Within the broad field of healthcare law, public health law is usually seen as being concerned with the promotion of health and well-being at the societal level. Examples of the methods employed to enact and enforce health care policy at the local, state, and national levels include:

* local zoning laws to govern how many people may live or work in a given area and the minimum building standards to be followed
* local and state health department laws governing the handling, preparation, and storage of food
* State laws mandating childhood immunizations as a condition of enrollment in the public schools
* state and federal controls over the importation or intrastate transport of certain materials
* national laws concerning the health status of potential immigrants
* national laws regarding the use or disposal of hazardous substances

Even if only considering the above brief list, it should be obvious that public healthcare law can be controversial and has been the subject of much public, and courtroom debate by publicly- and privately-employed healthcare lawyers. Some hotly debated topics are:

Can a state or federal environmental agency regulate what is being done on private property?

It has been argued that the “greater public good” of regulation outweighs the arguments for privacy. The question then arises that if the “greater public good” is to be served at the expense of property rights, does the individual truly own that property? Can local, state, or federal government order a person to be held against their will, in quarantine, if that person has a communicable disease?

Many public health laws give the states the power to order an individual into quarantine to prevent the spread of a communicable disease such as tuberculosis. By extension, many healthcare lawyers will argue, that power would apply to outbreaks of influenza or during bioterrorism incidents. An immediate counter-argument is the observation that if AIDS is a communicable disease, and those with AIDS are not forced into quarantine, is it therefore moral to compel another into quarantine under penalty of law?

Can healthcare lawsuits be used to shape or enforce “non-statutory policy?”
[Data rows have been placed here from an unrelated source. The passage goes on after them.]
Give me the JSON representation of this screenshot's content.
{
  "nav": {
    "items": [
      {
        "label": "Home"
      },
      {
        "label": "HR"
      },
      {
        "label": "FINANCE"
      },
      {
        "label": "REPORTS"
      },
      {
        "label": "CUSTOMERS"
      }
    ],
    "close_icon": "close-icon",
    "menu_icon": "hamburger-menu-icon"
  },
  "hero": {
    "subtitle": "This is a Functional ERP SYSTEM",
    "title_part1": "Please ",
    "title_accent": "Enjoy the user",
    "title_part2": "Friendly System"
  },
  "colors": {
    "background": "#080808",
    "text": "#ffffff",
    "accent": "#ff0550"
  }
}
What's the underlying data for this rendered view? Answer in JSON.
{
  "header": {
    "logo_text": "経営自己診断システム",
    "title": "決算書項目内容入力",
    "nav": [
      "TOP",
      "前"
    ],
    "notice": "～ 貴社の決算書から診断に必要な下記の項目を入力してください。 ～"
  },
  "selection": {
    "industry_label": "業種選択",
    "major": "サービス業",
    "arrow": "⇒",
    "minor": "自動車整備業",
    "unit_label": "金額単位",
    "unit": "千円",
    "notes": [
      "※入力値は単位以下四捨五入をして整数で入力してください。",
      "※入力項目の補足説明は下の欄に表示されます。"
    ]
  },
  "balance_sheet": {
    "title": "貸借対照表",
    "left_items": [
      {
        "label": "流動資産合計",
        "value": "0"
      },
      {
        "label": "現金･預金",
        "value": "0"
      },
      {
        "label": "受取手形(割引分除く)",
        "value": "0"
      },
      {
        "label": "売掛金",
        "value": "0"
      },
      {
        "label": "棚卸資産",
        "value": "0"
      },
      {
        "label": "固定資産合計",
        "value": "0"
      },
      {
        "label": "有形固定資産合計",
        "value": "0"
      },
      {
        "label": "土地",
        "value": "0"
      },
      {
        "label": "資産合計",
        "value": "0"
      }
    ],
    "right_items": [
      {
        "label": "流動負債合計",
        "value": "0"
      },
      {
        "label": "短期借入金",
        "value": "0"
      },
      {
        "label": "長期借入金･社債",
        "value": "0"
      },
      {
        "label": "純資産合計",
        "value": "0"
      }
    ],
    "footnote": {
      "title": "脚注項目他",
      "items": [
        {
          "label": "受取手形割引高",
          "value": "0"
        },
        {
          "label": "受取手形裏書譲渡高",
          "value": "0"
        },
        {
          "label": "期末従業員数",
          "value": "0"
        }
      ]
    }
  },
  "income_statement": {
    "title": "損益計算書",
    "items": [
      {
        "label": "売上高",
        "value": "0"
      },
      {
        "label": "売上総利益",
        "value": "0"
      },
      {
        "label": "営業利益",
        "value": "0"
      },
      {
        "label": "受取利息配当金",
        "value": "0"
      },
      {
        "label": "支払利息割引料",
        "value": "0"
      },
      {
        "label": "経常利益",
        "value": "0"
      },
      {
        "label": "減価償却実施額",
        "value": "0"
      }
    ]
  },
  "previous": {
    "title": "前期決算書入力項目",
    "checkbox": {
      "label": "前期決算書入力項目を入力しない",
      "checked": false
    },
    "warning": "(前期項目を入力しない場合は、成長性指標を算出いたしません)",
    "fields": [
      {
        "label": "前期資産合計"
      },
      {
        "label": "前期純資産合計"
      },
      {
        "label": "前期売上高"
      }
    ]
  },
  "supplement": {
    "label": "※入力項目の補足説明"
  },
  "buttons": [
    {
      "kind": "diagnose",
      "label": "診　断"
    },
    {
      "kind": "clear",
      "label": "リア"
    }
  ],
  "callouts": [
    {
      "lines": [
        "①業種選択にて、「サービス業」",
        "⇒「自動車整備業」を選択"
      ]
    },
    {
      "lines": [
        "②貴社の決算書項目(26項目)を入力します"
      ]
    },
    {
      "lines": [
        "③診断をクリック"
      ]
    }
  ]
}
For current purposes, “non-statutory policy” will be defined as a social policy that is not codified as a written statute of law. As an example, smoking is not good for your health. Since people who smoke get sick, the large tobacco companies should be punished for making people sick and will be taken to court in a string of civil healthcare lawsuits. If restrictions that are not part of a written law are placed on tobacco companies, does this constitute the use of the courts to advance a social agenda?

From the above questions it can be seen that, at its foundational level, public health law actually deals with a number of questions arising from civil, criminal, and constitutional law. It is hoped that the reader will pause to consider similar arguments that are certain to arise in the course of future healthcare lawsuits and legislative debates.